第15章 薄れる意識の中、呼んだ名は
「………あれ…?」
私の箸は目当ての物の少し右をトンッとついた。
「アクア?どうしたの?」
「え、ううん…なんでもない…」
同じようにもう一度。
だけど、今度は宙を掴んだだけだった。
あれ、おかしいな。
疲れてるのかな…
「…っ」
視界がぐらぐらと揺れ始め、焦点が歪む。
船が揺れているのかの思ったけど、そうではなく。
皆が不思議そうに私を見ていたから、揺れているのは私だけで。
そう分かった瞬間に、身体から全ての力が抜け、座っていた椅子から雪崩のように崩れ落ちた。
頭、痛い。
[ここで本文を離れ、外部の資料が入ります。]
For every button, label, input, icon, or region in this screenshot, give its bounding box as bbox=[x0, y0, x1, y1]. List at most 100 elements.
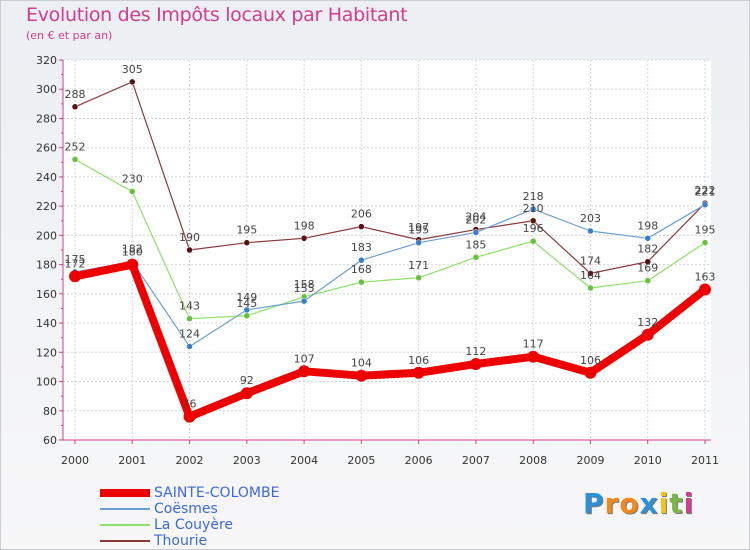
data-label-thourie: 222 bbox=[695, 184, 716, 197]
legend-label: Coësmes bbox=[154, 501, 218, 517]
data-point-sainte-colombe bbox=[240, 387, 253, 400]
data-point-coesmes bbox=[300, 297, 308, 305]
data-label-thourie: 195 bbox=[236, 224, 257, 237]
data-label-la-couyere: 145 bbox=[236, 297, 257, 310]
data-label-sainte-colombe: 106 bbox=[408, 354, 429, 367]
data-label-sainte-colombe: 172 bbox=[65, 257, 86, 270]
x-tick-label: 2000 bbox=[61, 454, 89, 467]
x-tick-label: 2010 bbox=[634, 454, 662, 467]
x-tick-label: 2006 bbox=[405, 454, 433, 467]
data-label-thourie: 206 bbox=[351, 208, 372, 221]
legend-swatch bbox=[100, 540, 150, 542]
data-point-coesmes bbox=[701, 201, 709, 208]
legend-item-thourie: Thourie bbox=[100, 533, 279, 549]
data-label-sainte-colombe: 132 bbox=[637, 316, 658, 329]
y-tick-label: 200 bbox=[36, 229, 57, 242]
data-point-sainte-colombe bbox=[355, 369, 368, 382]
data-label-layer: 288 305 190 195 198 206 197 204 210 174 182 222 252 2… bbox=[65, 63, 716, 411]
data-point-coesmes bbox=[243, 306, 251, 314]
legend-label: SAINTE-COLOMBE bbox=[154, 485, 280, 501]
data-point-sainte-colombe bbox=[69, 270, 81, 283]
plot-background bbox=[63, 60, 711, 440]
data-point-thourie bbox=[529, 217, 537, 225]
y-tick-label: 260 bbox=[36, 142, 57, 155]
y-tick-label: 180 bbox=[36, 259, 57, 272]
series-line-coesmes bbox=[74, 204, 706, 348]
data-label-la-couyere: 252 bbox=[65, 140, 86, 153]
data-point-la-couyere bbox=[587, 284, 594, 292]
data-point-sainte-colombe bbox=[584, 366, 597, 379]
chart-title: Evolution des Impôts locaux par Habitant bbox=[26, 4, 408, 26]
series-layer bbox=[69, 78, 711, 423]
y-tick-label: 240 bbox=[36, 171, 57, 184]
y-tick-label: 160 bbox=[36, 288, 57, 301]
data-point-coesmes bbox=[587, 227, 594, 235]
data-label-thourie: 190 bbox=[179, 231, 200, 244]
data-point-thourie bbox=[587, 270, 594, 277]
legend-item-sainte-colombe: SAINTE-COLOMBE bbox=[100, 485, 279, 501]
data-label-sainte-colombe: 112 bbox=[465, 345, 486, 358]
data-point-coesmes bbox=[415, 239, 422, 246]
data-label-coesmes: 195 bbox=[408, 224, 429, 237]
data-label-la-couyere: 196 bbox=[523, 222, 544, 235]
axis-layer: 60 80 100 120 140 160 180 200 220 240 260 280 300 320… bbox=[36, 54, 719, 467]
data-label-thourie: 305 bbox=[122, 63, 143, 76]
chart-subtitle: (en € et par an) bbox=[26, 29, 113, 42]
x-tick-label: 2009 bbox=[576, 454, 604, 467]
series-line-la-couyere bbox=[74, 158, 706, 320]
data-point-la-couyere bbox=[529, 237, 537, 245]
logo-letter: i bbox=[683, 487, 695, 520]
y-tick-label: 300 bbox=[36, 83, 57, 96]
data-point-sainte-colombe bbox=[469, 358, 482, 370]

絶対、いま後頭部打った。
なんてやたら冷静になってしまうのは、身体が思うように動かないから。目を開けている事さえ億劫な気怠さ。
―――ああ、また“例のやつ”だ。
いつもは必ず前兆があるはずなのに。しかも前に倒れた時から二週間も経っていない。
こんなに早く来るなんて…
“アクア?!大丈夫か?!”
“しっかりしろ!!”
身体を揺さぶられる感覚と、たんだん遠くなっていく皆の声。やっぱりおかしい。皆は目の前にいて、私を囲んでいるのに。
“とりあえず医務室に…誰か船長を…”
ペンギンが誰かに言った指示は最後まで聞き取れずに、私は目を閉じた。